Funk + Muzak = Fuzak.  A word so good I wish I'd coined it*. And it perfectly describes this instrumental disc. A little funkier than smooth jazz with the help of Lewis' old friends from Earth, Wind & Fire. Lewis plays several different keyboards in these arrangements, but for my money I'd rather hear him pound the Fender Rhodes than anything else. This album didn't receive rave reviews (2 or 3 stars) but I like it for what it is. In '77, Ramsey wasn't in with the 'in' crowd anymore, but he could still put out albums that, while not inventive, are quite enjoyable to these ears.

The liner notes in my CD are nonexistent beyond a track listing. Thank goodness for Discogs.

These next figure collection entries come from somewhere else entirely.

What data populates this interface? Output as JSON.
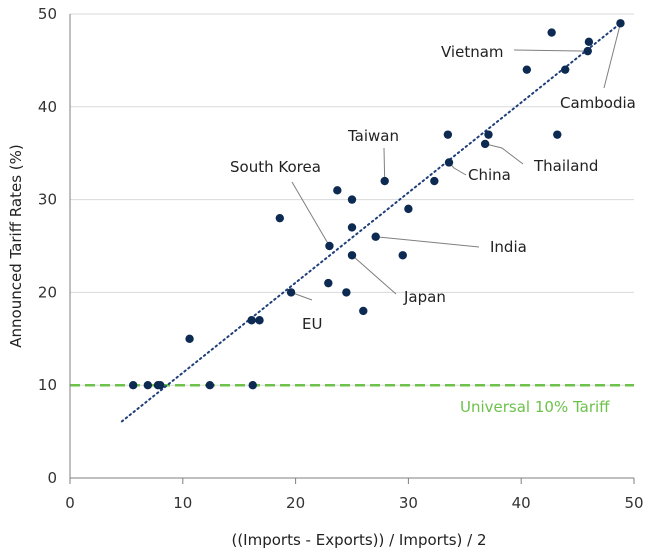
{
  "chart_data": {
    "type": "scatter",
    "xlabel": "((Imports - Exports)) / Imports) / 2",
    "ylabel": "Announced Tariff Rates (%)",
    "xlim": [
      0,
      50
    ],
    "ylim": [
      0,
      50
    ],
    "xticks": [
      "0",
      "10",
      "20",
      "30",
      "40",
      "50"
    ],
    "yticks": [
      "0",
      "10",
      "20",
      "30",
      "40",
      "50"
    ],
    "grid": "horizontal",
    "colors": {
      "points": "#0d2a52",
      "trendline": "#1f3e7a",
      "reference": "#6cc24a",
      "axis": "#7f7f7f",
      "grid": "#d9d9d9",
      "leader": "#7f7f7f"
    },
    "points": [
      [
        5.6,
        10
      ],
      [
        6.9,
        10
      ],
      [
        7.8,
        10
      ],
      [
        8.0,
        10
      ],
      [
        12.4,
        10
      ],
      [
        16.2,
        10
      ],
      [
        10.6,
        15
      ],
      [
        16.1,
        17
      ],
      [
        16.8,
        17
      ],
      [
        19.6,
        20
      ],
      [
        22.9,
        21
      ],
      [
        24.5,
        20
      ],
      [
        26.0,
        18
      ],
      [
        29.5,
        24
      ],
      [
        25.0,
        24
      ],
      [
        23.0,
        25
      ],
      [
        27.1,
        26
      ],
      [
        25.0,
        27
      ],
      [
        18.6,
        28
      ],
      [
        30.0,
        29
      ],
      [
        23.7,
        31
      ],
      [
        25.0,
        30
      ],
      [
        27.9,
        32
      ],
      [
        32.3,
        32
      ],
      [
        33.6,
        34
      ],
      [
        33.5,
        37
      ],
      [
        36.8,
        36
      ],
      [
        37.1,
        37
      ],
      [
        43.2,
        37
      ],
      [
        40.5,
        44
      ],
      [
        42.7,
        48
      ],
      [
        43.9,
        44
      ],
      [
        45.9,
        46
      ],
      [
        46.0,
        47
      ],
      [
        48.8,
        49
      ]
    ],
    "trendline": {
      "x": [
        4.6,
        48.8
      ],
      "y": [
        6.1,
        49.0
      ],
      "style": "dotted"
    },
    "reference_line": {
      "y": 10,
      "label": "Universal 10% Tariff",
      "style": "dashed"
    },
    "annotations": [
      {
        "label": "Vietnam",
        "x": 45.9,
        "y": 46
      },
      {
        "label": "Cambodia",
        "x": 48.8,
        "y": 49
      },
      {
        "label": "Taiwan",
        "x": 27.9,
        "y": 32
      },
      {
        "label": "China",
        "x": 33.6,
        "y": 34
      },
      {
        "label": "Thailand",
        "x": 36.8,
        "y": 36
      },
      {
        "label": "South Korea",
        "x": 23.0,
        "y": 25
      },
      {
        "label": "India",
        "x": 27.1,
        "y": 26
      },
      {
        "label": "Japan",
        "x": 25.0,
        "y": 24
      },
      {
        "label": "EU",
        "x": 19.6,
        "y": 20
      }
    ]
  }
}
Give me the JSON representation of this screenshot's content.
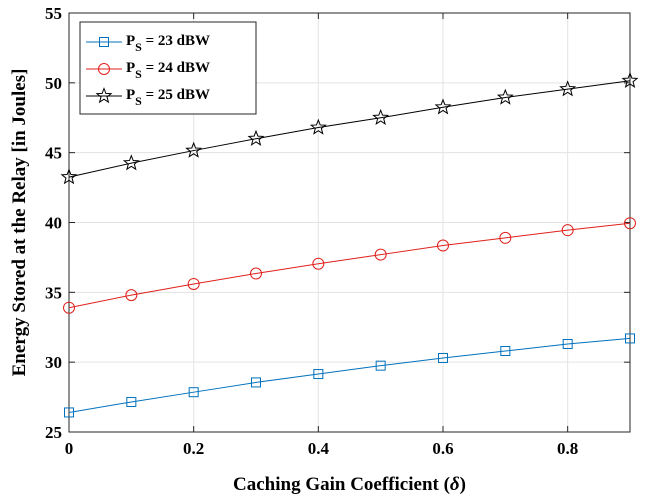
{
  "chart_data": {
    "type": "line",
    "xlabel": "Caching Gain Coefficient (δ)",
    "xlabel_main": "Caching Gain Coefficient (",
    "xlabel_symbol": "δ",
    "xlabel_close": ")",
    "ylabel": "Energy Stored at the Relay [in Joules]",
    "xlim": [
      0,
      0.9
    ],
    "ylim": [
      25,
      55
    ],
    "xticks": [
      0,
      0.2,
      0.4,
      0.6,
      0.8
    ],
    "xtick_labels": [
      "0",
      "0.2",
      "0.4",
      "0.6",
      "0.8"
    ],
    "yticks": [
      25,
      30,
      35,
      40,
      45,
      50,
      55
    ],
    "ytick_labels": [
      "25",
      "30",
      "35",
      "40",
      "45",
      "50",
      "55"
    ],
    "grid": true,
    "legend_position": "top-left",
    "x": [
      0,
      0.1,
      0.2,
      0.3,
      0.4,
      0.5,
      0.6,
      0.7,
      0.8,
      0.9
    ],
    "series": [
      {
        "name": "P_S = 23 dBW",
        "legend_main": "P",
        "legend_sub": "S",
        "legend_rest": " = 23 dBW",
        "color": "#0072BD",
        "marker": "square",
        "values": [
          26.4,
          27.15,
          27.85,
          28.55,
          29.15,
          29.75,
          30.3,
          30.8,
          31.3,
          31.7
        ]
      },
      {
        "name": "P_S = 24 dBW",
        "legend_main": "P",
        "legend_sub": "S",
        "legend_rest": " = 24 dBW",
        "color": "#E0201B",
        "marker": "circle",
        "values": [
          33.9,
          34.8,
          35.6,
          36.35,
          37.05,
          37.7,
          38.35,
          38.9,
          39.45,
          39.95
        ]
      },
      {
        "name": "P_S = 25 dBW",
        "legend_main": "P",
        "legend_sub": "S",
        "legend_rest": " = 25 dBW",
        "color": "#000000",
        "marker": "star",
        "values": [
          43.25,
          44.25,
          45.15,
          46.0,
          46.8,
          47.5,
          48.25,
          48.95,
          49.55,
          50.15
        ]
      }
    ]
  }
}
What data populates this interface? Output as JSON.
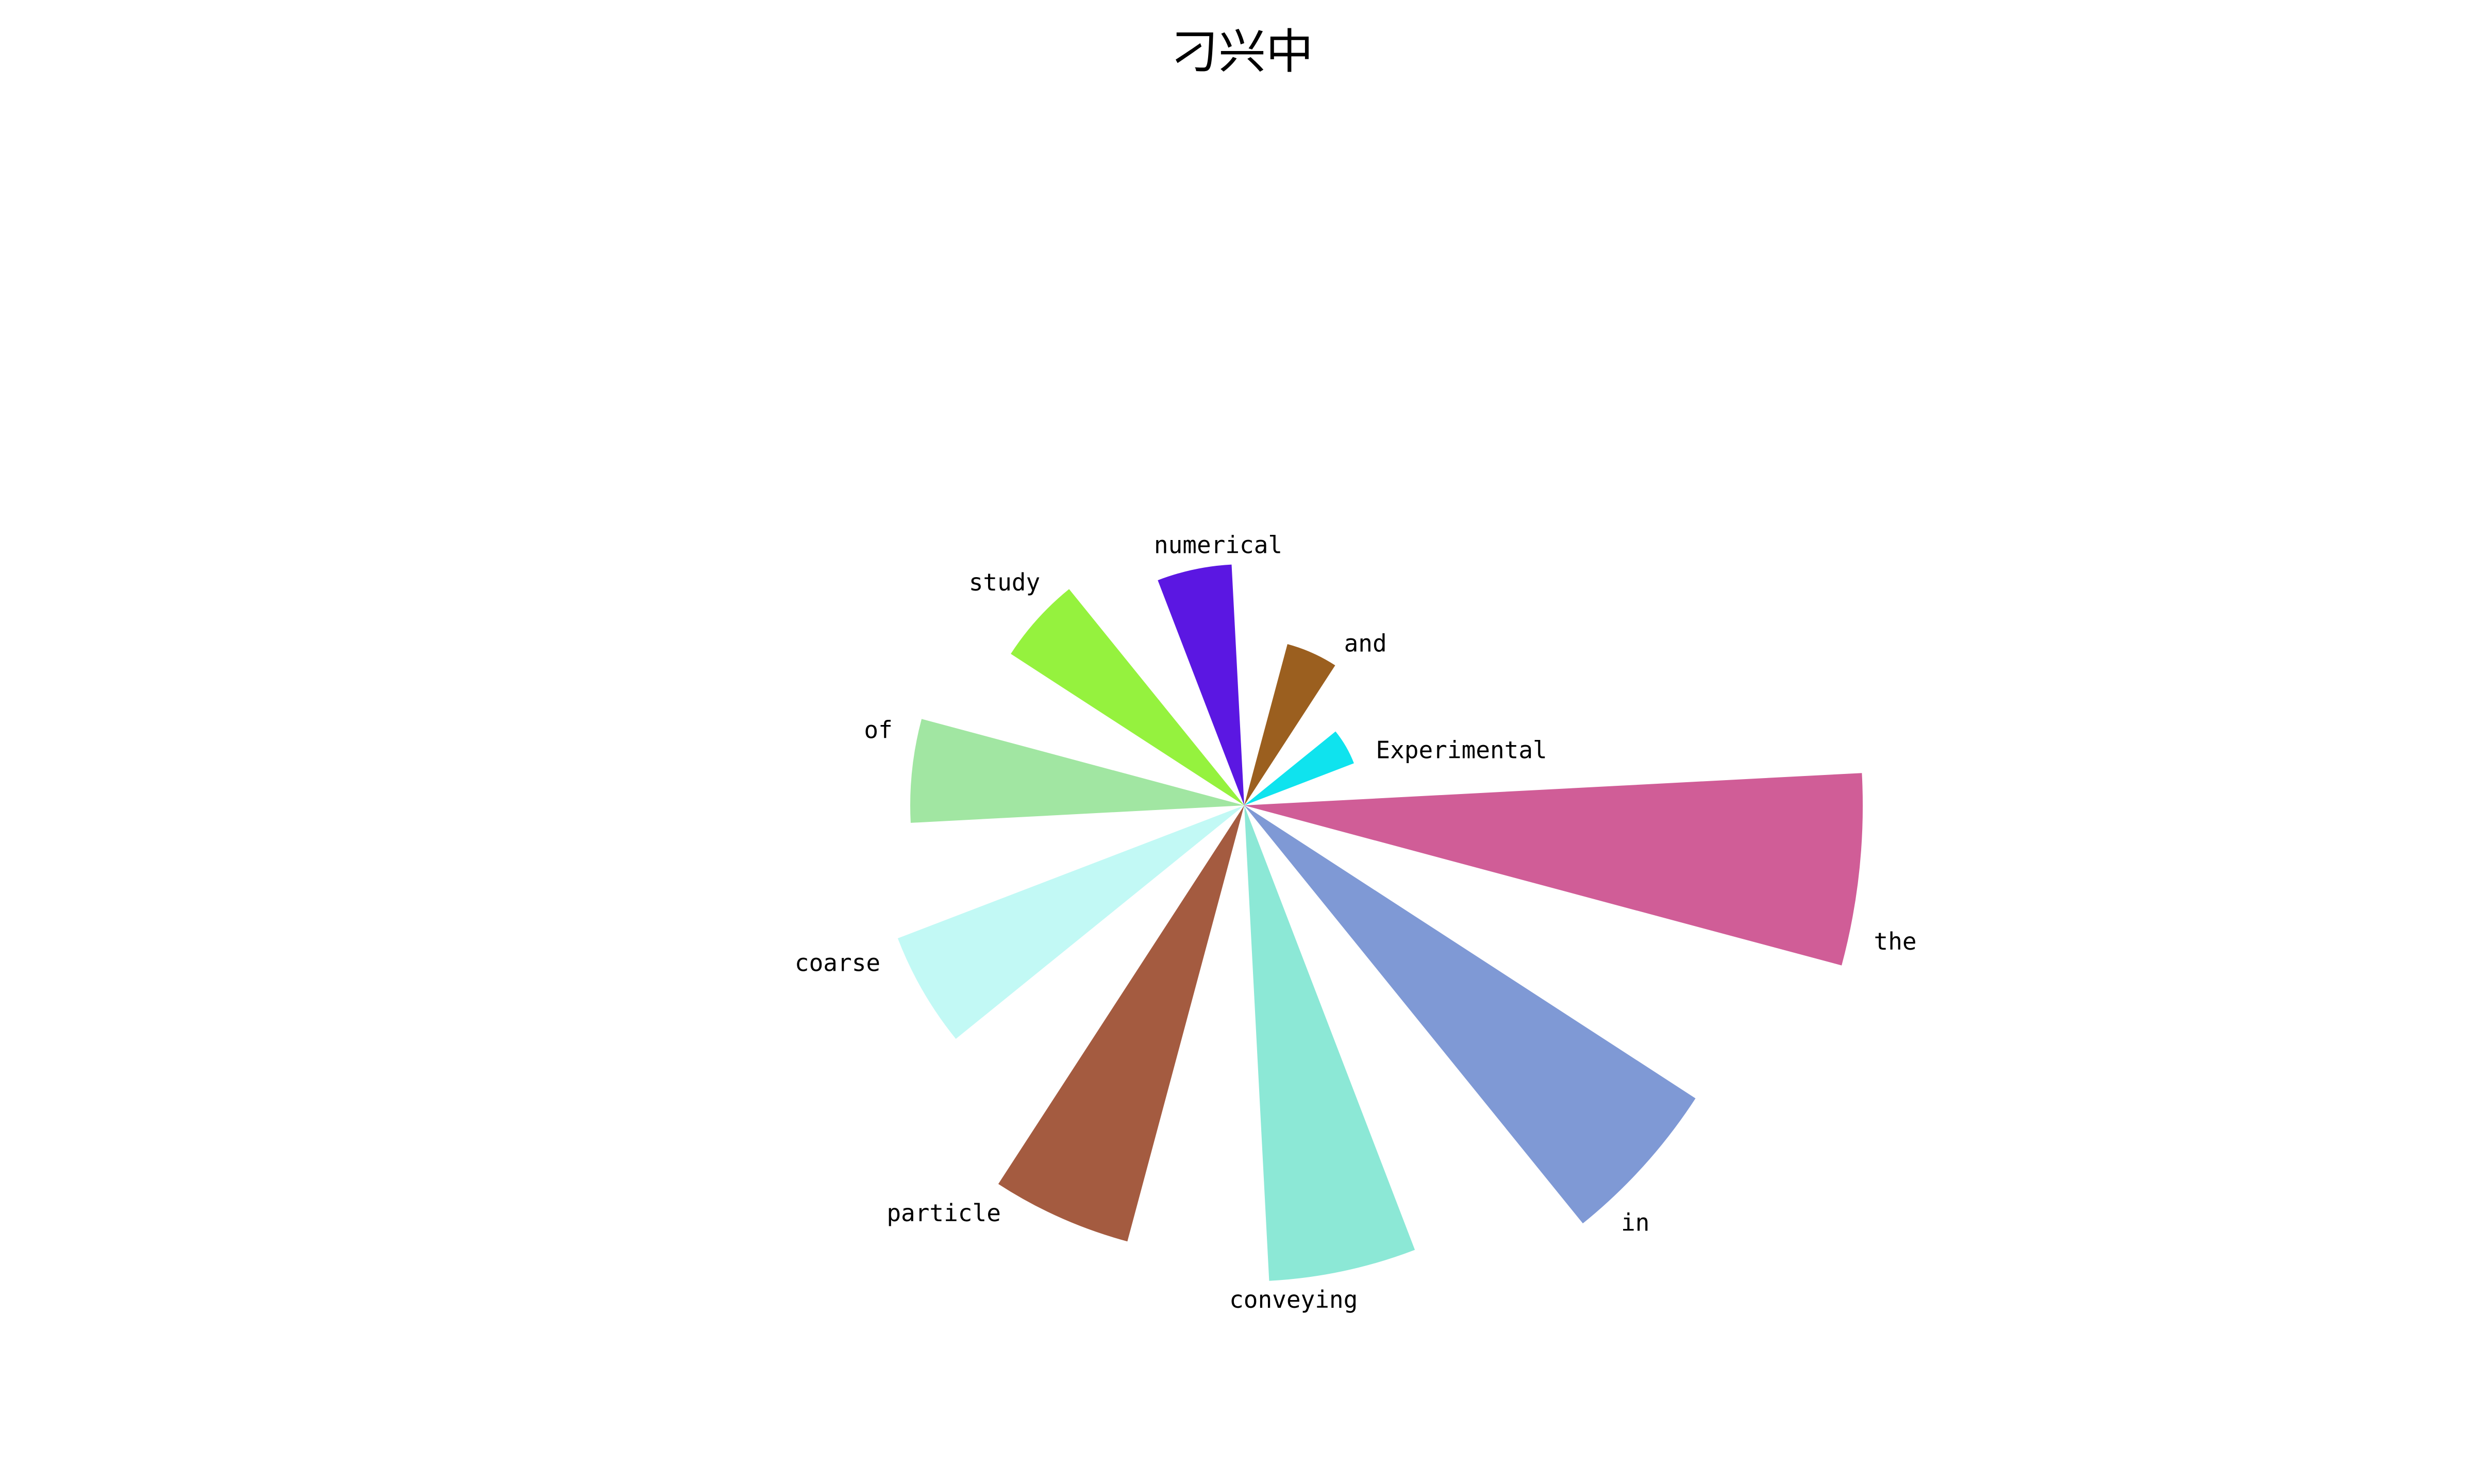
{
  "chart_data": {
    "type": "bar",
    "subtype": "polar-rose",
    "title": "刁兴中",
    "grid": false,
    "legend": "none",
    "rlim": [
      0,
      1.0
    ],
    "categories": [
      "Experimental",
      "and",
      "numerical",
      "study",
      "of",
      "coarse",
      "particle",
      "conveying",
      "in",
      "the"
    ],
    "values": [
      0.19,
      0.27,
      0.39,
      0.45,
      0.54,
      0.6,
      0.73,
      0.77,
      0.87,
      1.0
    ],
    "colors": [
      "#0fe3ee",
      "#9b5f1f",
      "#5b17e2",
      "#95f23e",
      "#a1e6a2",
      "#c2f9f5",
      "#a45b40",
      "#8ce8d6",
      "#7f99d5",
      "#d05d97"
    ]
  }
}
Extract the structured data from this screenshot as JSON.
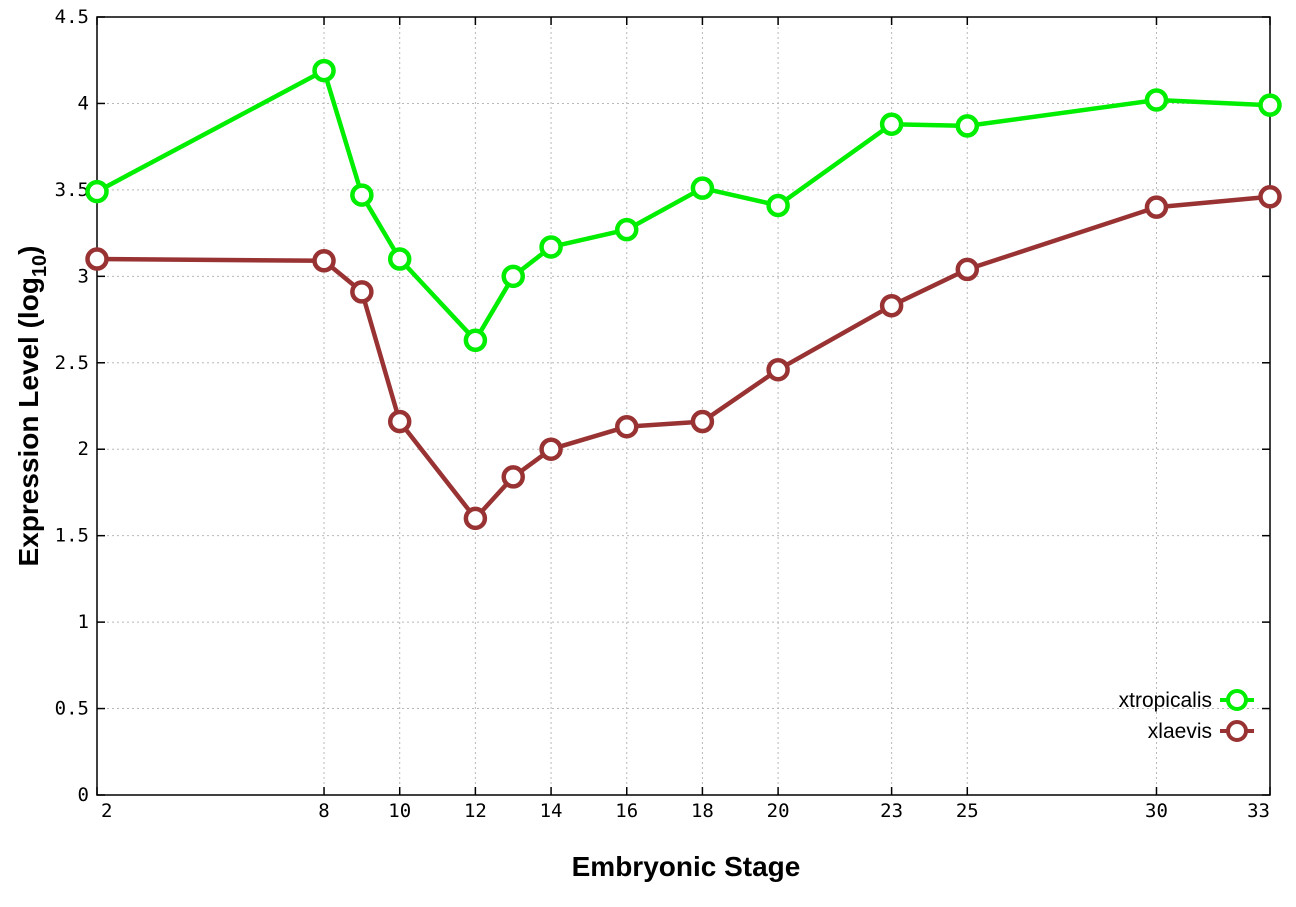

Peak on the US Billboard Top 200 chart: #111
Peak on Billboard's Jazz LPs chart: #3
Peak on Cash Box album chart: #148

Tracks:  The three songs produced by EWF keyboardist Larry Dunn are all funky fun: Tequila Mockingbird (which includes and all-too-brief sax solo from Ronnie Laws), Skippin', and That Ole Bach Magic.  The other five tracks (produced by Bert deCoteaux) are slightly restrained but still in the same fuzak groove.  The only skippable track is Intimacy.

Personal Memory Associated with this CD: None, although I was involved in a production of a stage version of "To Kill a Mockingbird" while a sophomore in high school.




*I cribbed the term fuzak from this book. Urban Dictionary lists fuzak as a portmanteau of the words fusion and Muzak, but what do they know?